Towards the end of monastic life at the abbey, there was a serious disagreement between its patron, Lord Berkeley, concerning the election for a new abbot which the patron tried to prevent by force until his demands for payment of £500 by the monastery were met. The election was finally allowed to occur, despite the refusal to pay this money. The new (and last) abbot of Croxton was however forced to pay £160, plus hand over a bond for a further £160.

The heart of King John I (1166-1216) was buried in the Abbey.

=== Dissolution and beyond ===
The abbey was dissolved in 1538, with the abbot and eighteen canons in residence. Henry Manners, 2nd Earl of Rutland preserved "the monumental remains of his ancestors, by transferring them chiefly to Bottesford", from Croxton and Belvoir Priory.

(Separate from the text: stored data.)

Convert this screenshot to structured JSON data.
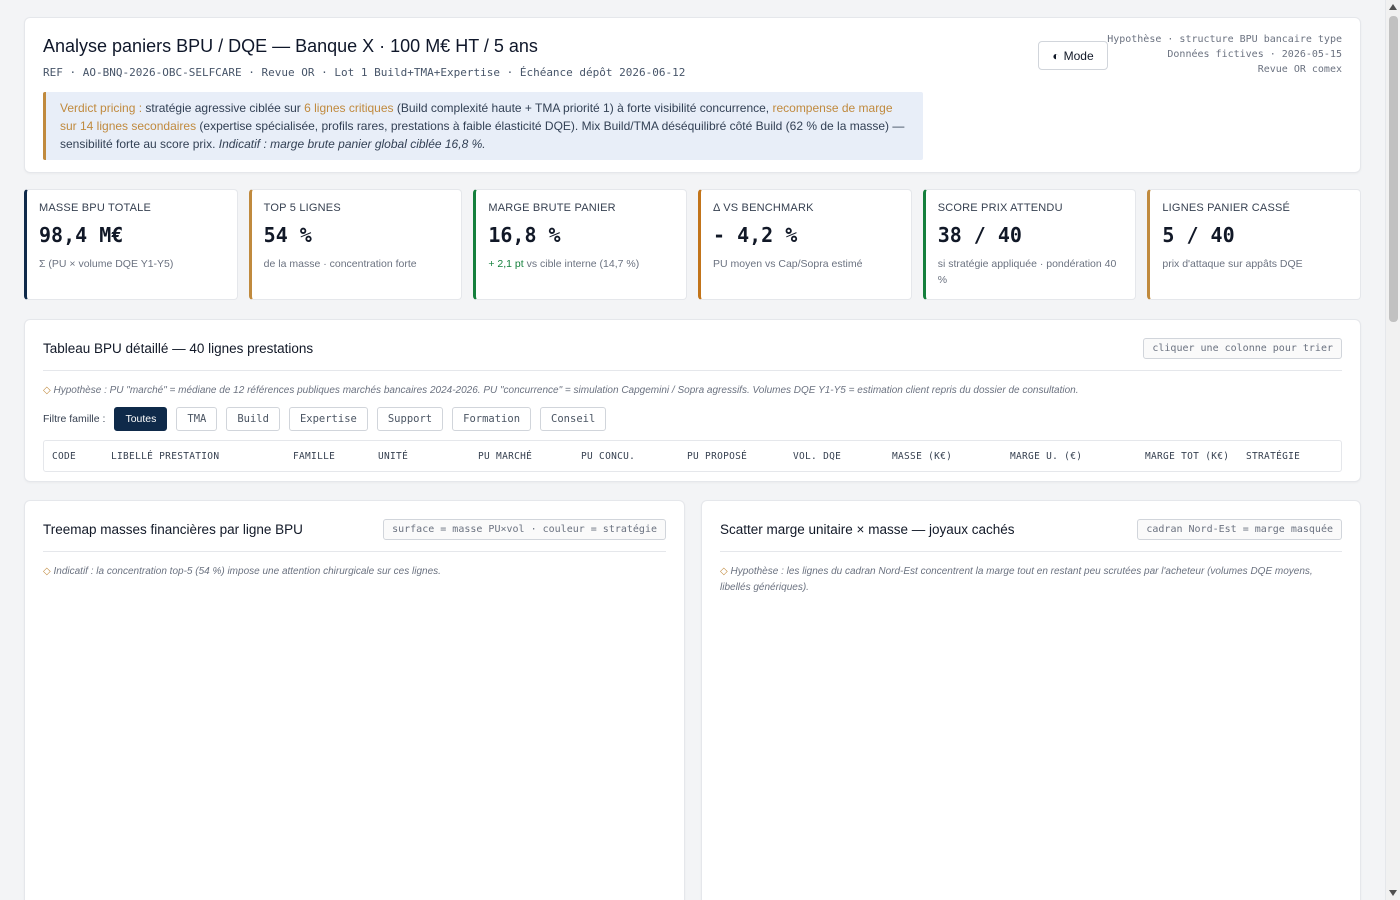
{
  "header": {
    "title": "Analyse paniers BPU / DQE — Banque X · 100 M€ HT / 5 ans",
    "subline": "REF · AO-BNQ-2026-OBC-SELFCARE · Revue OR · Lot 1 Build+TMA+Expertise · Échéance dépôt 2026-06-12",
    "mode_label": "Mode",
    "hyp_lines": [
      "Hypothèse · structure BPU bancaire type",
      "Données fictives · 2026-05-15",
      "Revue OR comex"
    ],
    "verdict": {
      "t1": "Verdict pricing :",
      "t2": " stratégie agressive ciblée sur ",
      "t3": "6 lignes critiques",
      "t4": " (Build complexité haute + TMA priorité 1) à forte visibilité concurrence, ",
      "t5": "recompense de marge sur 14 lignes secondaires",
      "t6": " (expertise spécialisée, profils rares, prestations à faible élasticité DQE). Mix Build/TMA déséquilibré côté Build (62 % de la masse) — sensibilité forte au score prix. ",
      "t7": "Indicatif : marge brute panier global ciblée 16,8 %."
    }
  },
  "kpis": [
    {
      "label": "MASSE BPU TOTALE",
      "value": "98,4 M€",
      "sub": "Σ (PU × volume DQE Y1-Y5)",
      "color": "#0f2a4a"
    },
    {
      "label": "TOP 5 LIGNES",
      "value": "54 %",
      "sub": "de la masse · concentration forte",
      "color": "#c08a3e"
    },
    {
      "label": "MARGE BRUTE PANIER",
      "value": "16,8 %",
      "sub_up": "+ 2,1 pt",
      "sub": " vs cible interne (14,7 %)",
      "color": "#15803d"
    },
    {
      "label": "Δ VS BENCHMARK",
      "value": "- 4,2 %",
      "sub": "PU moyen vs Cap/Sopra estimé",
      "color": "#c2741a"
    },
    {
      "label": "SCORE PRIX ATTENDU",
      "value": "38 / 40",
      "sub": "si stratégie appliquée · pondération 40 %",
      "color": "#15803d"
    },
    {
      "label": "LIGNES PANIER CASSÉ",
      "value": "5 / 40",
      "sub": "prix d'attaque sur appâts DQE",
      "color": "#c08a3e"
    }
  ],
  "table": {
    "title": "Tableau BPU détaillé — 40 lignes prestations",
    "sort_hint": "cliquer une colonne pour trier",
    "note": "Hypothèse : PU \"marché\" = médiane de 12 références publiques marchés bancaires 2024-2026. PU \"concurrence\" = simulation Capgemini / Sopra agressifs. Volumes DQE Y1-Y5 = estimation client repris du dossier de consultation.",
    "filter_label": "Filtre famille :",
    "filters": [
      "Toutes",
      "TMA",
      "Build",
      "Expertise",
      "Support",
      "Formation",
      "Conseil"
    ],
    "columns": [
      "CODE",
      "LIBELLÉ PRESTATION",
      "FAMILLE",
      "UNITÉ",
      "PU MARCHÉ",
      "PU CONCU.",
      "PU PROPOSÉ",
      "VOL. DQE",
      "MASSE (K€)",
      "MARGE U. (€)",
      "MARGE TOT (K€)",
      "STRATÉGIE"
    ]
  },
  "treemap": {
    "title": "Treemap masses financières par ligne BPU",
    "legend": "surface = masse PU×vol · couleur = stratégie",
    "note": "Indicatif : la concentration top-5 (54 %) impose une attention chirurgicale sur ces lignes."
  },
  "scatter": {
    "title": "Scatter marge unitaire × masse — joyaux cachés",
    "legend": "cadran Nord-Est = marge masquée",
    "note": "Hypothèse : les lignes du cadran Nord-Est concentrent la marge tout en restant peu scrutées par l'acheteur (volumes DQE moyens, libellés génériques)."
  }
}
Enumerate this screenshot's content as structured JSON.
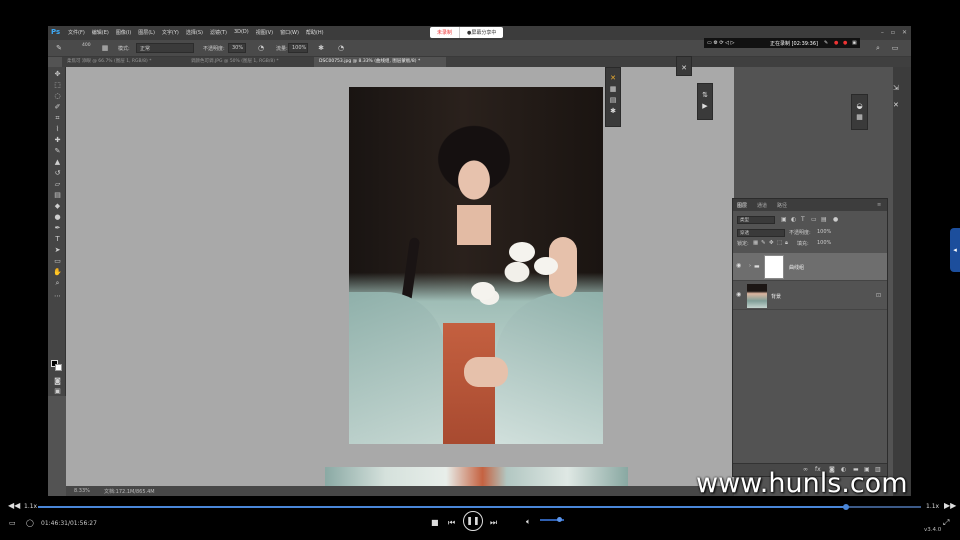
{
  "photoshop": {
    "logo": "Ps",
    "menu": [
      "文件(F)",
      "编辑(E)",
      "图像(I)",
      "图层(L)",
      "文字(Y)",
      "选择(S)",
      "滤镜(T)",
      "3D(D)",
      "视图(V)",
      "窗口(W)",
      "帮助(H)"
    ],
    "recording_pill": {
      "left": "未录制",
      "right": "●屏幕分享中"
    },
    "window_controls": [
      "–",
      "▫",
      "✕"
    ],
    "options": {
      "mode_label": "模式:",
      "mode_value": "正常",
      "opacity_label": "不透明度:",
      "opacity_value": "30%",
      "flow_label": "流量:",
      "flow_value": "100%",
      "brush_size": "400"
    },
    "tabs": [
      "柔焦可 添眼 @ 66.7% (图层 1, RGB/8) *",
      "调颜色可调.JPG @ 50% (图层 1, RGB/8) *",
      "DSC00753.jpg @ 8.33% (曲线组, 图层蒙板/8) *"
    ],
    "status": {
      "zoom": "8.33%",
      "doc": "文档:172.1M/865.4M"
    },
    "recorder": {
      "text": "正在录制 [02:39:36]"
    }
  },
  "layers_panel": {
    "tabs": [
      "图层",
      "通道",
      "路径"
    ],
    "filter_label": "类型",
    "blend_mode": "穿透",
    "opacity_label": "不透明度:",
    "opacity_value": "100%",
    "lock_label": "锁定:",
    "fill_label": "填充:",
    "fill_value": "100%",
    "layers": [
      {
        "name": "曲线组",
        "selected": true
      },
      {
        "name": "背景",
        "selected": false
      }
    ]
  },
  "watermark": "www.hunls.com",
  "player": {
    "speed_left": "1.1x",
    "speed_right": "1.1x",
    "timecode": "01:46:31/01:56:27",
    "progress_fraction": 0.915,
    "volume_fraction": 0.8,
    "version": "v3.4.0"
  }
}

A private house on the site, New Park House, contains elements of a monastic building, probably part of the former guest house once used for wealthy visitors to the abbey. Otherwise, there are no visible remains.

==Layout==
The abbey church was a simple cruciform shape without aisles, 209 ft in length. In the 13th century a presbytery was added at the east end, extending the church to 209.5 ft in length. The abbey had a small cloister, a chapterhouse, kitchen, a refectory (frater) and a dormitory (dorter). A guest house was added in the 14th century.

==Abbots of Croxton==
- Alan, transferred to Blanchland in 1165.
- William, occurs 1177.
- Adam, occurs from 1202 to 1221.
- Elyas, occurs from 1228 to 1231.
- Ralph of Lincoln, restored 1230–31, occurs 1240.
- Geoffrey, elected 12414–2, occurs 1268.
- William of Graham, elected 1274, occurs 1280–81.
- William of Huntingdon, occurs 1285.
- William of Brackleye, occurs 1319.
- William, occurs from 1342 to 1348.
- Thomas of Loughtburgh, occurs from 1351 to 1374.
- John Grantham, occurs 1398.
- John of Skotyltorp, occurs 1401 and 1402.
- William, occurs 1408–09.
- William Overton, occurs 1417.
- Adam of Berforthe, elected 1421.
- John Eston, occurs from 1425 to 1444.
- Robert, occurs 1448.
- John Arghume, elected 1473, died 1491.
- Elias Atterclyff, elected 1491, occurs to 1529.
- Thomas Greene, elected 1534, surrendered the abbey, 1538.